Sedangkan Sekretaris Umum MUI Ichwan Sam mengatakan, sebelumnya Ijtima Ulama Komisi Fatwa se-Indonesia I pernah dilaksanakan di Jakarta, pada 2003. Saat itu masalah yang berhasil dibahas antara lain hukum bom bunuh diri, terorisme, serta bunga bank.

Ijtima Ulama Komisi Fatwa se-Indonesia II dilaksanakan di Pondok Pesantren Gontor, Ponorogo, pada 2006, yang antara lain berhasil membahas fatwa tentang SMS berhadiah, nikah di bawah tangan, dan pembiayaan pembangunan dengan utang.

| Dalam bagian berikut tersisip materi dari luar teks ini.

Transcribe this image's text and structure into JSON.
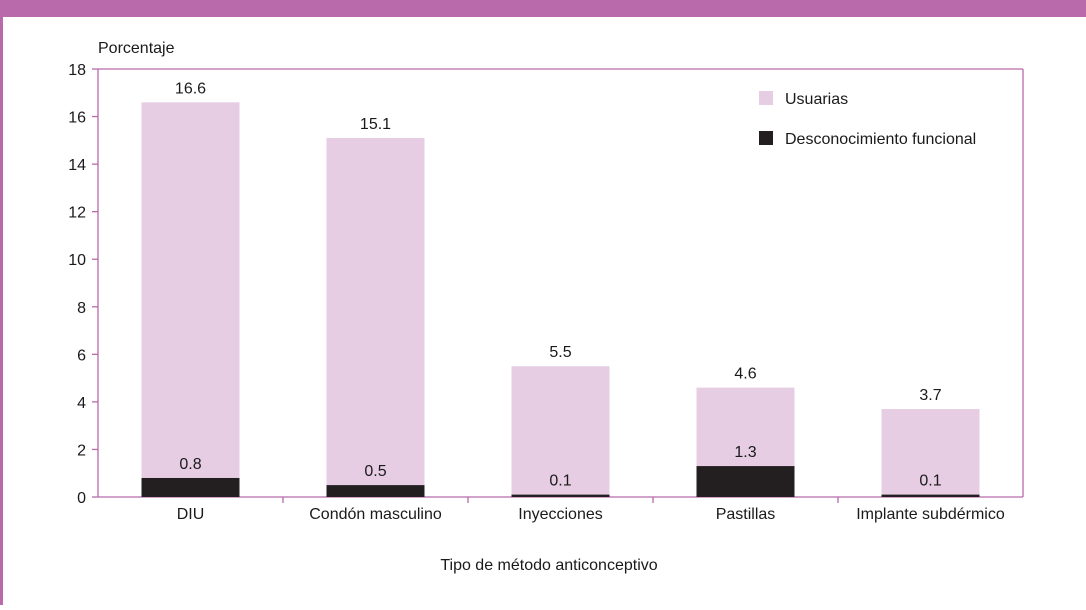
{
  "colors": {
    "frame": "#b86aaa",
    "usuarias": "#e6cde4",
    "desconocimiento": "#231f20",
    "axis": "#b86aaa",
    "text": "#1a1a1a"
  },
  "chart_data": {
    "type": "bar",
    "title": "",
    "xlabel": "Tipo de método anticonceptivo",
    "ylabel": "Porcentaje",
    "ylim": [
      0,
      18
    ],
    "yticks": [
      0,
      2,
      4,
      6,
      8,
      10,
      12,
      14,
      16,
      18
    ],
    "grid": false,
    "legend_position": "top-right",
    "categories": [
      "DIU",
      "Condón masculino",
      "Inyecciones",
      "Pastillas",
      "Implante subdérmico"
    ],
    "series": [
      {
        "name": "Usuarias",
        "values": [
          16.6,
          15.1,
          5.5,
          4.6,
          3.7
        ],
        "labels": [
          "16.6",
          "15.1",
          "5.5",
          "4.6",
          "3.7"
        ]
      },
      {
        "name": "Desconocimiento funcional",
        "values": [
          0.8,
          0.5,
          0.1,
          1.3,
          0.1
        ],
        "labels": [
          "0.8",
          "0.5",
          "0.1",
          "1.3",
          "0.1"
        ]
      }
    ]
  }
}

"Rencananya, Ijtima Ulama ketiga di Padang Panjang akan dibuka Wakil Presiden Jusuf Kalla," kata Ichwan Sam.

Fatwa Golput

Sementara mengenai fatwa tidak menggunakan hak pilihnya (Golput) pada Pemilu, KH Ma`ruf Amin mengatakan, masalah itu akan dibahas secara menyeluruh dengan mempertimbangkan sejumlah hal, yakni Pemilu dan Pilpres sebagai agenda nasional yang perlu didukung.

Faktor peran partai politik dalam melahirkan pemimpin yang amanah juga akan dilihat sebagai bahan pertimbangan.

Karena itu, katanya, kemungkinan fatwa soal Golput itu tidak akan dipisahkan dipisahkan antara Pemilu legislatif dengan pemilihan presiden atau pemilihan kepala daerah.

"Substansinya kan sama, yakni memilih orang, wakil rakyat atau pemimpin, yang amanah dan mampu memperjuangkan aspirasi rakyat," katanya.